Most people have no idea how power and control works in corporate America. In a word, it’s complicated. Generally, the biggest owners have the most control. Sometimes, owners like Facebook’s Mark Zuckerberg, structure shares so they never lose control. He does this by issuing shares with no right to vote.

A long time ago most shares of public companies were owned directly by investors and so voting on important matters (called proxy voting) was done by the owners and votes were allocated by ownership.. The more you owned, the more influence you had. Since shares were more or less evenly distributed across the political spectrum companies stayed fairly benign in their political activism and focused on customers and returns to shareholders.

For some time now, investors have increasingly accessed the investment markets through pooled investment vehicles like mutual funds and ETFs. These make great sense from the standpoint of cost and diversification. Investors are also increasingly preferring passive investments such as index funds which mimic popular indexes and don’t employ any judgment as to company behavior or investment potential.

So, because people are buying into funds rather than stocks, many more shares of ownership are no longer registered to Mr. and Mrs. John Q Public. They are registered to giant fund conglomerates such as Vanguard, BlackRock, and State Street who collectively now own a very large percentage of most public companies. So what’s the problem?

Well, in the past these fund companies, who now control the voting power of the shares, rather than the actual owners of the fund, used to profess to be “non-active” owners. That is, they either did not vote the shares or did not seek to actively influence companies. This was linked to their emphasis, in many cases, on being “passive” investors who just buy the index. Investors were reassured that their votes would not harm or unduly influence the companies they own just because they surrendered their voting rights to the fund company through the fund structure.

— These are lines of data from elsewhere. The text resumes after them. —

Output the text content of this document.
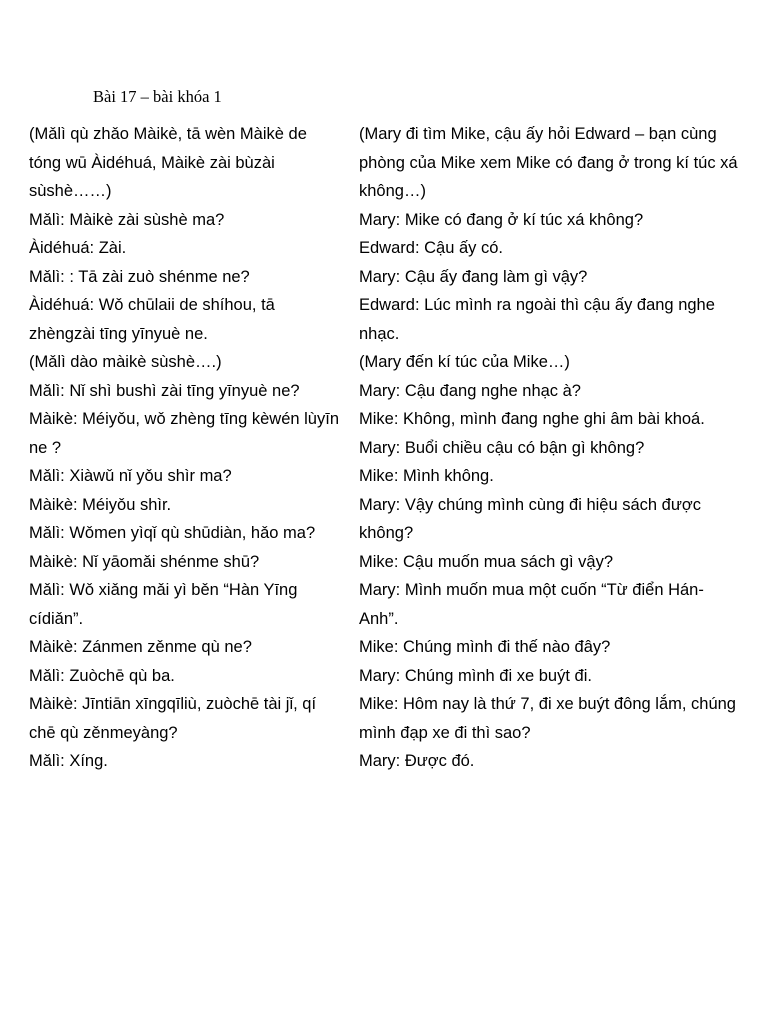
Bài 17 – bài khóa 1
(Mǎlì qù zhǎo Màikè, tā wèn Màikè de tóng wū Àidéhuá, Màikè zài bùzài sùshè……)
Mǎlì: Màikè zài sùshè ma?
Àidéhuá: Zài.
Mǎlì: : Tā zài zuò shénme ne?
Àidéhuá: Wǒ chūlaii de shíhou, tā zhèngzài tīng yīnyuè ne.
(Mǎlì dào màikè sùshè….)
Mǎlì: Nǐ shì bushì zài tīng yīnyuè ne?
Màikè: Méiyǒu, wǒ zhèng tīng kèwén lùyīn ne ?
Mǎlì: Xiàwǔ nǐ yǒu shìr ma?
Màikè: Méiyǒu shìr.
Mǎlì: Wǒmen yìqǐ qù shūdiàn, hǎo ma?
Màikè: Nǐ yāomǎi shénme shū?
Mǎlì: Wǒ xiǎng mǎi yì běn “Hàn Yīng cídiǎn”.
Màikè: Zánmen zěnme qù ne?
Mǎlì: Zuòchē qù ba.
Màikè: Jīntiān xīngqīliù, zuòchē tài jǐ, qí chē qù zěnmeyàng?
Mǎlì: Xíng.
(Mary đi tìm Mike, cậu ấy hỏi Edward – bạn cùng phòng của Mike xem Mike có đang ở trong kí túc xá không…)
Mary: Mike có đang ở kí túc xá không?
Edward: Cậu ấy có.
Mary: Cậu ấy đang làm gì vậy?
Edward: Lúc mình ra ngoài thì cậu ấy đang nghe nhạc.
(Mary đến kí túc của Mike…)
Mary: Cậu đang nghe nhạc à?
Mike: Không, mình đang nghe ghi âm bài khoá.
Mary: Buổi chiều cậu có bận gì không?
Mike: Mình không.
Mary: Vậy chúng mình cùng đi hiệu sách được không?
Mike: Cậu muốn mua sách gì vậy?
Mary: Mình muốn mua một cuốn “Từ điển Hán-Anh”.
Mike: Chúng mình đi thế nào đây?
Mary: Chúng mình đi xe buýt đi.
Mike: Hôm nay là thứ 7, đi xe buýt đông lắm, chúng mình đạp xe đi thì sao?
Mary: Được đó.
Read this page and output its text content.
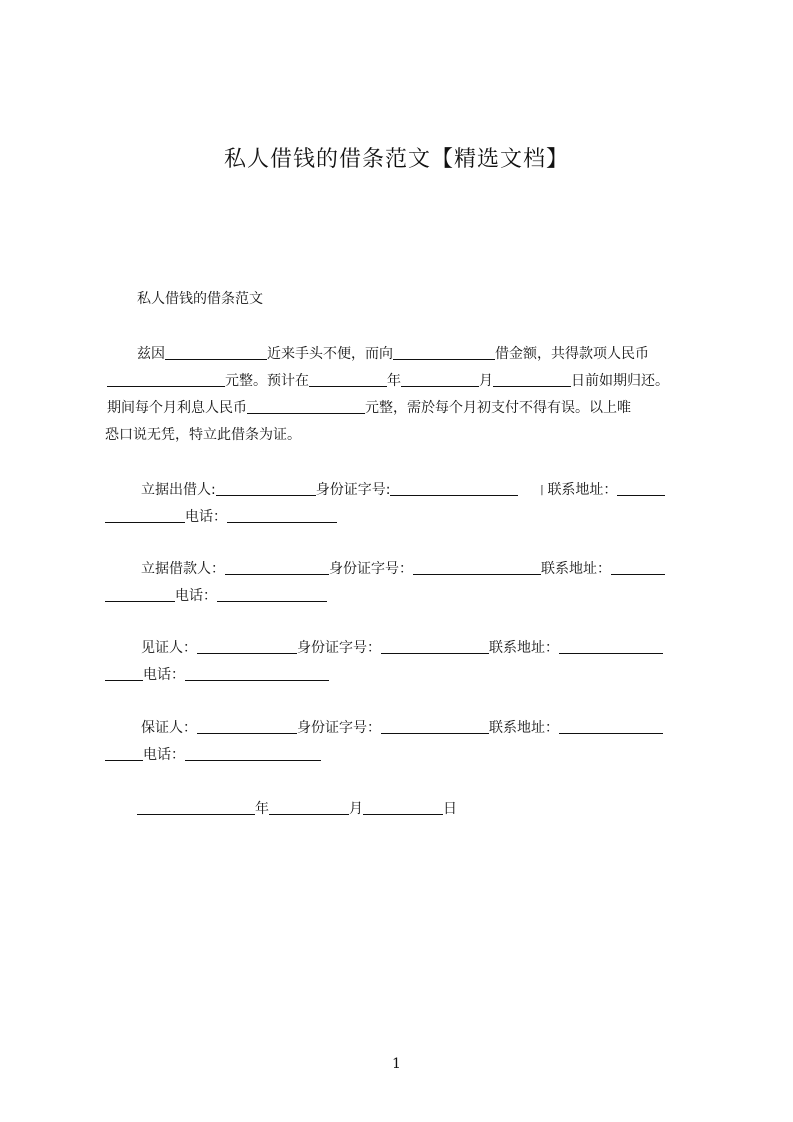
私人借钱的借条范文【精选文档】
私人借钱的借条范文
兹因	近来手头不便，而向	借金额，共得款项人民币
元整。预计在	年	月	日前如期归还。
期间每个月利息人民币	元整，需於每个月初支付不得有误。以上唯
恐口说无凭，特立此借条为证。
立据出借人:	身份证字号:	丨联系地址：
电话：
立据借款人：	身份证字号：	联系地址：
电话：
见证人：	身份证字号：	联系地址：
电话：
保证人：	身份证字号：	联系地址：
电话：
年	月	日
1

Somewhere along the way, these fund companies realized that they could use the voting power they had accumulated more actively. You know what they say, power corrupts.

There was just one problem. Unlike their shareholders, the people who ran these companies were not politically balanced and diverse like their fund shareholders. They were overwhelmingly leftists who are now using the accumulated voting power of their investment customers to implement political change that many of their customers would surely not approve of.

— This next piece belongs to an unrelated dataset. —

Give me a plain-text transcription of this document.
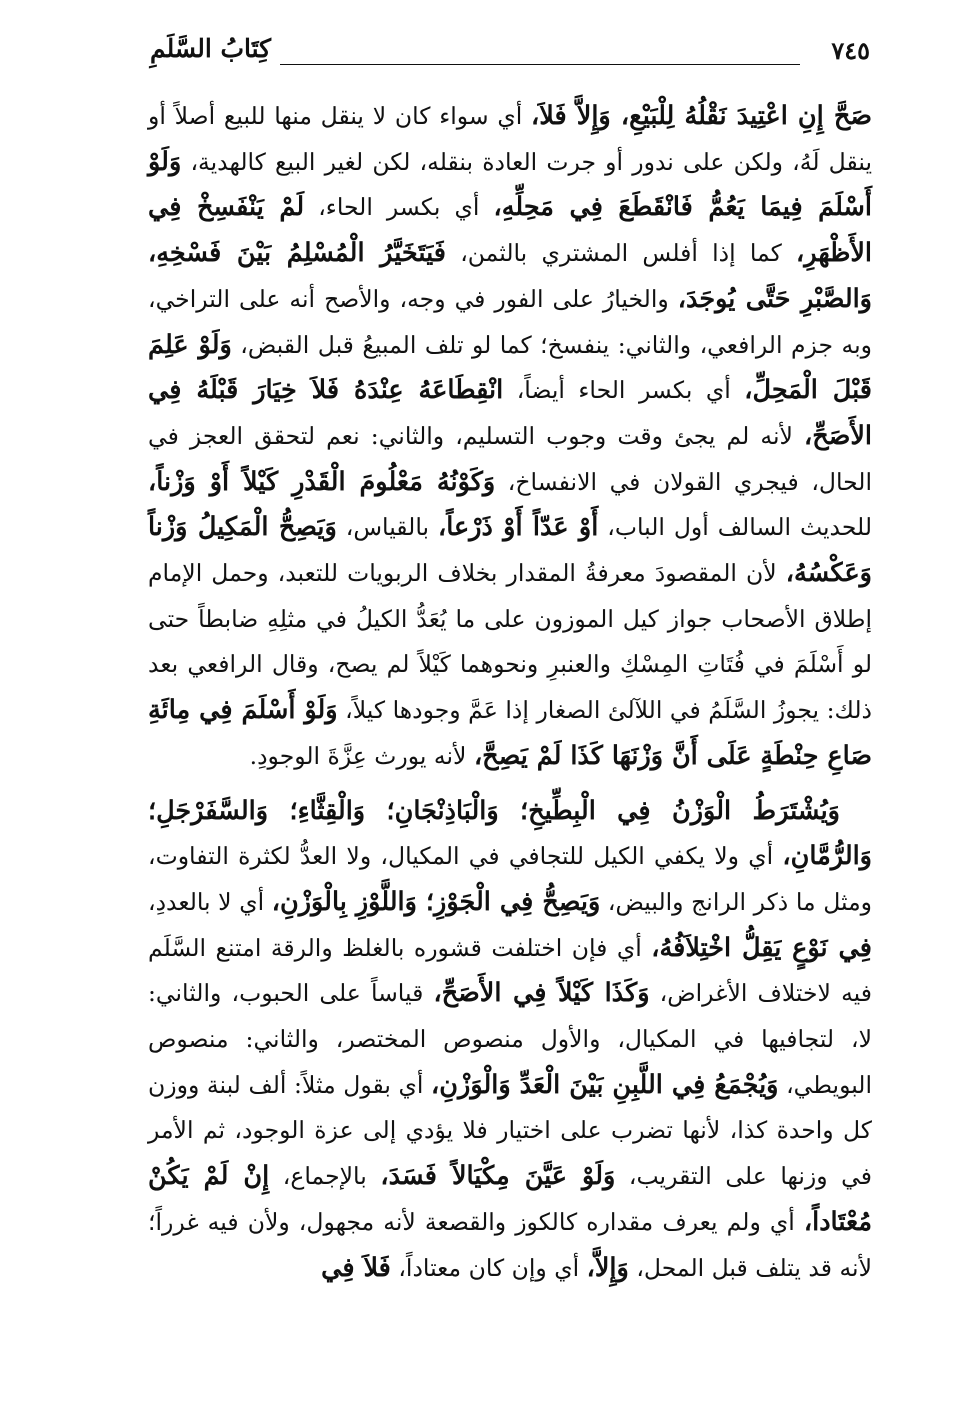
٧٤٥
كِتَابُ السَّلَمِ

صَحَّ إِنِ اعْتِيدَ نَقْلُهُ لِلْبَيْعِ، وَإِلاَّ فَلاَ، أي سواء كان لا ينقل منها للبيع أصلاً أو ينقل لَهُ، ولكن على ندور أو جرت العادة بنقله، لكن لغير البيع كالهدية، وَلَوْ أَسْلَمَ فِيمَا يَعُمُّ فَانْقَطَعَ فِي مَحِلِّهِ، أي بكسر الحاء، لَمْ يَنْفَسِخْ فِي الأَظْهَرِ، كما إذا أفلس المشتري بالثمن، فَيَتَخَيَّرُ الْمُسْلِمُ بَيْنَ فَسْخِهِ، وَالصَّبْرِ حَتَّى يُوجَدَ، والخيارُ على الفور في وجه، والأصح أنه على التراخي، وبه جزم الرافعي، والثاني: ينفسخ؛ كما لو تلف المبيعُ قبل القبض، وَلَوْ عَلِمَ قَبْلَ الْمَحِلِّ، أي بكسر الحاء أيضاً، انْقِطَاعَهُ عِنْدَهُ فَلاَ خِيَارَ قَبْلَهُ فِي الأَصَحِّ، لأنه لم يجئ وقت وجوب التسليم، والثاني: نعم لتحقق العجز في الحال، فيجري القولان في الانفساخ، وَكَوْنُهُ مَعْلُومَ الْقَدْرِ كَيْلاً أَوْ وَزْناً، للحديث السالف أول الباب، أَوْ عَدّاً أَوْ ذَرْعاً، بالقياس، وَيَصِحُّ الْمَكِيلُ وَزْناً وَعَكْسُهُ، لأن المقصودَ معرفةُ المقدار بخلاف الربويات للتعبد، وحمل الإمام إطلاق الأصحاب جواز كيل الموزون على ما يُعَدُّ الكيلُ في مثلِهِ ضابطاً حتى لو أَسْلَمَ في فُتَاتِ المِسْكِ والعنبرِ ونحوهما كَيْلاً لم يصح، وقال الرافعي بعد ذلك: يجوزُ السَّلَمُ في اللآلئ الصغار إذا عَمَّ وجودها كيلاً، وَلَوْ أَسْلَمَ فِي مِائَةِ صَاعِ حِنْطَةٍ عَلَى أَنَّ وَزْنَهَا كَذَا لَمْ يَصِحَّ، لأنه يورث عِزَّةَ الوجودِ.

وَيُشْتَرَطُ الْوَزْنُ فِي الْبِطِّيخِ؛ وَالْبَاذِنْجَانِ؛ وَالْقِثَّاءِ؛ وَالسَّفَرْجَلِ؛ وَالرُّمَّانِ، أي ولا يكفي الكيل للتجافي في المكيال، ولا العدُّ لكثرة التفاوت، ومثل ما ذكر الرانج والبيض، وَيَصِحُّ فِي الْجَوْزِ؛ وَاللَّوْزِ بِالْوَزْنِ، أي لا بالعددِ، فِي نَوْعٍ يَقِلُّ اخْتِلاَفُهُ، أي فإن اختلفت قشوره بالغلظ والرقة امتنع السَّلَم فيه لاختلاف الأغراض، وَكَذَا كَيْلاً فِي الأَصَحِّ، قياساً على الحبوب، والثاني: لا، لتجافيها في المكيال، والأول منصوص المختصر، والثاني: منصوص البويطي، وَيُجْمَعُ فِي اللَّبِنِ بَيْنَ الْعَدِّ وَالْوَزْنِ، أي بقول مثلاً: ألف لبنة ووزن كل واحدة كذا، لأنها تضرب على اختيار فلا يؤدي إلى عزة الوجود، ثم الأمر في وزنها على التقريب، وَلَوْ عَيَّنَ مِكْيَالاً فَسَدَ، بالإجماع، إِنْ لَمْ يَكُنْ مُعْتَاداً، أي ولم يعرف مقداره كالكوز والقصعة لأنه مجهول، ولأن فيه غرراً؛ لأنه قد يتلف قبل المحل، وَإِلاَّ، أي وإن كان معتاداً، فَلاَ فِي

How do they do this? Well, they’ve come up with a system of rating the political/social behavior of public companies called environmental, social, and governance (ESG). Though they argue that these ratings are related to positive investment performance, they are mostly measures of political leanings on issues such as abortion, global warming, religeous freedom, the nuclear family, equal racial and gender outcomes, racial and gender quotas on boards, etc… ie the culture war.

There are two problems with this practice. First, does it improve investment outcomes for their shareholders? Since these kinds of scores and social shaming techniques never existed before, we are dubious that pushing political issues improves investment outcomes. In fact, since these political issues tend to offend half the customer base, one could argue that it hurts investment returns. (See Disney and Netflix)

Second, is it fair or ethical to push a political agenda using the voting power of your shareholders without asking them how they feel about it? Akin to voter disenfranchisement in politics, is there a fundamental ethical problem with pushing politics in business when half of your shareholders would not agree with the political agenda? It seems to us that this is fundamentally unethical and unfair.

Should regulators and lawmakers take a look at these issues. Perhaps. Though this may take some time and, given the nature of politics, there may be no real resolution because one side is getting significant political benefit and will fight tooth and nail to keep this advantage. It’s also hard for regular people to understand how corporate power works and nobody is in a hurry to mount an educational campaign to help folks understand.

So, what can investors do to restore their political power and control as far as their investments go? Invest your money with fund companies and advisors who are either apolitical or who promote your particular views. It’s fine for investors to use political influence. Just make sure your money is being used the way you want. If not, use a fund company or advisor who shares your values or own shares directly in companies behaving ethically, according to your philosophical, moral, and ethical views.


Don’t get disenfranchised! Simply vote with your dollars.